Last week, when we were talking about Jewish death and mourning practices, I explained that we have great reverence for the body and try hard to maintain its integrity even after death (no embalming or unnecessary autopsies, etc.) One student asked me, “So then how do you account for circumcision?”

Brilliant question!

Brit milah, ritual circumcision, has been a key Jewish practice for millennia. The Biblical command appears in Genesis 17: 11-12:

Every male among you shall be circumcised…it shall be a sign of a the covenant between Me and you. Whoever is eight days old shall be circumcised, every male throughout your generations.

In Biblical terms, we perform brit milah because it is commanded, as a “sign of the covenant.” And indeed, it is called brit milah, “covenant of circumcision.” Like Passover, this is an observance that even minimally-observant Jews worldwide keep. Even Jews who do not believe in God frequently insist on brit milah for their sons out of a feeling that this is simply what Jews do.

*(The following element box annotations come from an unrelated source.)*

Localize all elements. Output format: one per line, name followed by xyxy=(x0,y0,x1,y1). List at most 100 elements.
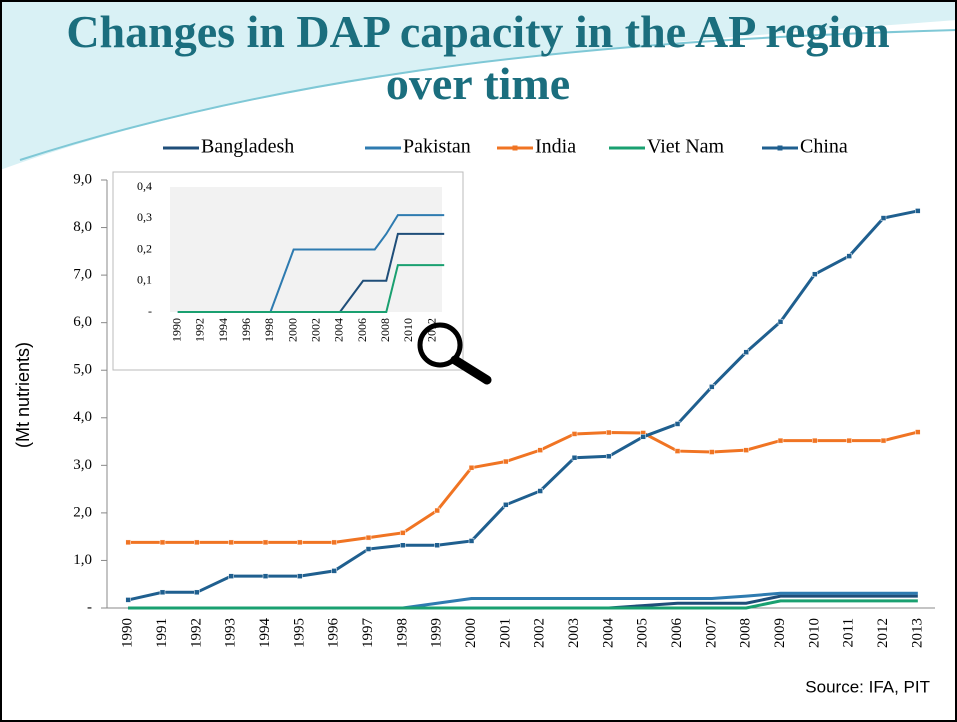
title-band xyxy=(0,0,957,170)
marker xyxy=(709,449,715,455)
x-tick-label: 1998 xyxy=(262,318,276,342)
marker xyxy=(468,538,475,544)
marker xyxy=(468,464,475,471)
y-tick-label: 1,0 xyxy=(73,552,92,568)
y-tick-label: 0,2 xyxy=(137,241,152,255)
marker xyxy=(125,597,131,603)
marker xyxy=(125,539,131,546)
x-tick-label: 2005 xyxy=(635,618,651,648)
marker xyxy=(194,589,200,596)
swoosh xyxy=(19,29,957,161)
series-line xyxy=(128,599,918,610)
x-tick-label: 1995 xyxy=(291,618,307,648)
marker xyxy=(365,546,372,552)
marker xyxy=(503,502,509,508)
y-tick-label: 8,0 xyxy=(73,219,92,235)
source-note: Source: IFA, PIT xyxy=(805,677,930,696)
marker xyxy=(297,539,303,546)
x-tick-label: 2002 xyxy=(532,618,548,648)
y-tick-label: - xyxy=(87,599,92,615)
marker xyxy=(880,437,887,444)
marker xyxy=(331,568,337,574)
x-tick-label: 2009 xyxy=(772,618,788,648)
marker xyxy=(228,539,234,546)
x-tick-label: 1994 xyxy=(216,318,230,342)
y-tick-label: 7,0 xyxy=(73,267,92,283)
marker xyxy=(915,208,921,214)
legend-label: Viet Nam xyxy=(647,136,725,158)
x-tick-label: 1996 xyxy=(239,318,253,342)
y-tick-label: 6,0 xyxy=(73,314,92,330)
marker xyxy=(159,539,166,546)
x-tick-label: 1992 xyxy=(193,318,207,342)
marker xyxy=(674,421,681,427)
marker xyxy=(159,589,166,596)
y-tick-label: 0,3 xyxy=(137,210,152,224)
x-tick-label: 2000 xyxy=(463,618,479,648)
marker xyxy=(880,215,887,221)
marker xyxy=(262,573,269,579)
slide-title: Changes in DAP capacity in the AP region… xyxy=(66,6,890,109)
marker xyxy=(846,437,852,444)
x-tick-label: 2006 xyxy=(355,318,369,342)
x-tick-label: 1990 xyxy=(170,318,184,342)
marker xyxy=(846,253,852,259)
x-tick-label: 2008 xyxy=(738,618,754,648)
x-tick-label: 1991 xyxy=(154,618,170,648)
magnifier xyxy=(417,322,492,385)
x-tick-label: 2002 xyxy=(309,318,323,342)
legend-marker xyxy=(777,145,783,151)
x-tick-label: 2003 xyxy=(566,618,582,648)
marker xyxy=(674,448,681,454)
y-tick-label: 2,0 xyxy=(73,504,92,520)
x-tick-label: 2010 xyxy=(401,318,415,342)
y-tick-label: 4,0 xyxy=(73,409,92,425)
series-line xyxy=(177,264,445,313)
marker xyxy=(434,542,440,548)
marker xyxy=(743,447,749,453)
x-tick-label: 1994 xyxy=(257,618,273,649)
y-tick-label: 0,1 xyxy=(137,273,152,287)
x-tick-label: 2000 xyxy=(285,318,299,342)
x-tick-label: 2011 xyxy=(841,618,857,647)
x-tick-label: 1990 xyxy=(120,618,136,648)
marker xyxy=(777,437,784,444)
marker xyxy=(400,542,406,548)
x-tick-label: 2010 xyxy=(806,618,822,648)
marker xyxy=(606,453,612,460)
legend-label: India xyxy=(535,136,576,158)
x-tick-label: 1996 xyxy=(326,618,342,649)
x-tick-label: 2004 xyxy=(332,318,346,342)
x-tick-label: 1993 xyxy=(223,618,239,648)
x-tick-label: 2007 xyxy=(703,618,719,649)
marker xyxy=(194,539,200,546)
y-axis-label: (Mt nutrients) xyxy=(13,342,33,448)
x-tick-label: 1992 xyxy=(188,618,204,648)
x-tick-label: 1999 xyxy=(429,618,445,648)
marker xyxy=(537,447,543,453)
series-line xyxy=(127,209,919,602)
marker xyxy=(915,429,921,435)
x-tick-label: 2012 xyxy=(424,318,438,342)
x-tick-label: 2001 xyxy=(497,618,513,648)
marker xyxy=(297,573,303,579)
x-tick-label: 1997 xyxy=(360,618,376,649)
legend-label: Pakistan xyxy=(403,136,471,158)
marker xyxy=(571,431,578,437)
x-tick-label: 2008 xyxy=(378,318,392,342)
marker xyxy=(331,539,337,546)
x-tick-label: 1998 xyxy=(394,618,410,648)
marker xyxy=(503,458,509,465)
marker xyxy=(571,454,578,461)
series-line xyxy=(128,430,919,544)
legend-label: China xyxy=(800,136,848,158)
y-tick-label: - xyxy=(148,304,152,318)
marker xyxy=(262,539,269,546)
y-tick-label: 0,4 xyxy=(137,179,152,193)
marker xyxy=(537,488,543,494)
marker xyxy=(812,437,818,444)
x-tick-label: 2013 xyxy=(909,618,925,648)
marker xyxy=(743,349,749,355)
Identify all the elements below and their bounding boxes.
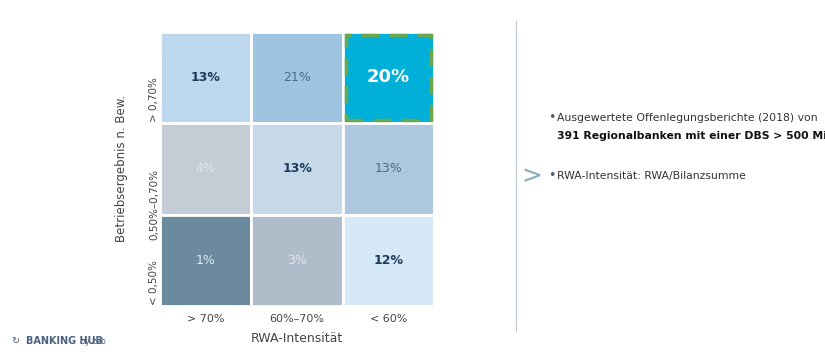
Bar (160, 32, 252, 123)
Text: > 0,70%: > 0,70% (149, 77, 159, 122)
Bar (342, 123, 434, 215)
Text: 60%–70%: 60%–70% (270, 314, 324, 323)
Text: 12%: 12% (374, 254, 403, 267)
Text: 13%: 13% (282, 163, 312, 175)
Text: Betriebsergebnis n. Bew.: Betriebsergebnis n. Bew. (115, 95, 128, 243)
Bar (160, 215, 252, 306)
Text: 3%: 3% (287, 254, 307, 267)
Bar (252, 32, 342, 123)
Bar (342, 32, 434, 123)
Text: > 70%: > 70% (186, 314, 224, 323)
Text: >: > (521, 164, 543, 188)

On a religious level, this is a consecration of the male body to the covenant and to the behavior connected with the covenant. The penis is the locus of male sexuality and a symbol of male power; removing the foreskin in the context of the brit milah ritual is a way of saying that this child or man is dedicated to the behaviors associated with Torah. He is dedicated to a life that looks beyond self-gratification to a manly holiness of purpose.

The Jewish reverence for the body underlines the seriousness of this act. We don’t modify the body lightly or thoughtlessly. This outward sign of the covenant is not easy, but it is an expression by Jewish parents of seriousness about Jewish identity for themselves and their son.